Well, that video was taken A LOT closer to Space Launch Complex 2, where the Delta II rocket was launched. Our gracious tour guides let us know that we wouldn’t WANT to be right up close during launch. That if we were standing where the camera was… we would probably go deaf and definitely be arrested.

What we saw was this… a whole lotta fog. Everybody there started hysterically laughing once we realized that was ALL we were going to see.

So why were we all there, in the cold and the dark, if we weren’t going to SEE anything? Listen to that audio. AFTER our hysterical laughter you can hear everybody say, WHOA!
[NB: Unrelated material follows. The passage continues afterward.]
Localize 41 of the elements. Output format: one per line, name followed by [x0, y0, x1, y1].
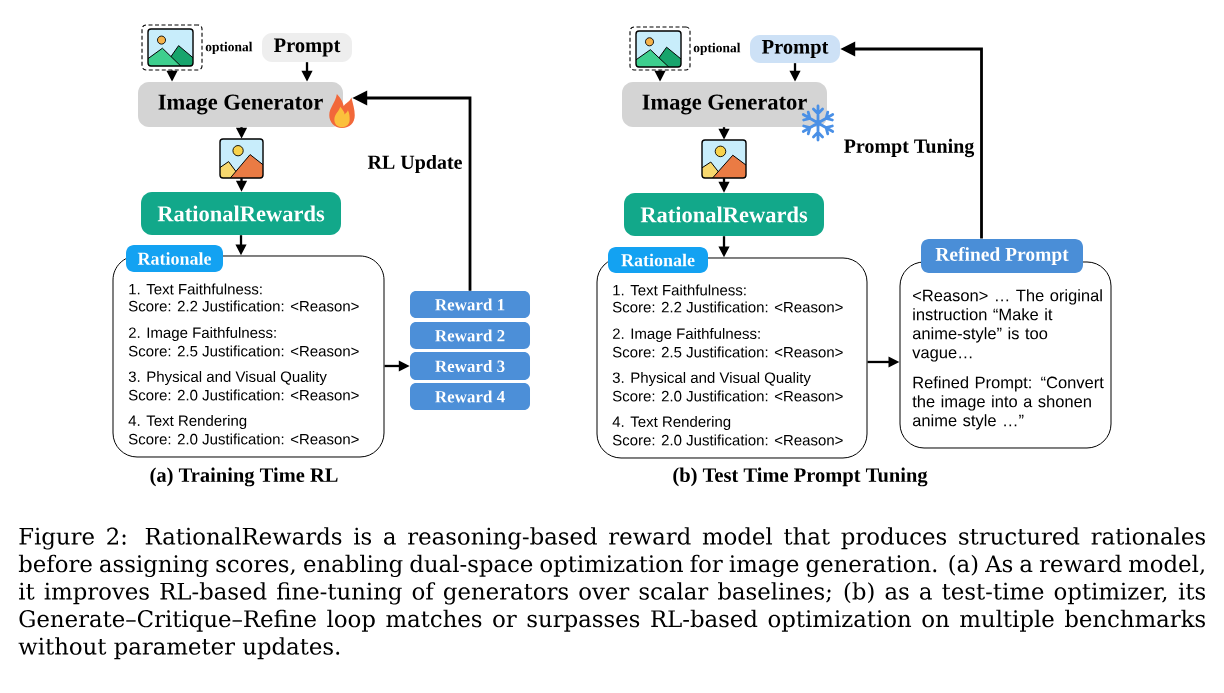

We didn’t see anything, but we FELT something. The rumbling vibration of sound that takes several seconds to travel across the Earth and up into the sky. Up into us. We felt that.

NASA Administrator and former astronaut, Charles Bolden, invited all the NASA Social attendees to do two things: enjoy ourselves and tell people how the launch made us feel.


That distant rumble that washed like waves over all of us made me feel like something is being done to steward our planet and that everyone who was watching and listening, whether they were at Vandenberg, or in their backyard, or leaning out their window, looking up at that sky, were feeling it too.

Now we are all still leaning out our windows and looking up at the sky, waiting for the data to come back to Earth.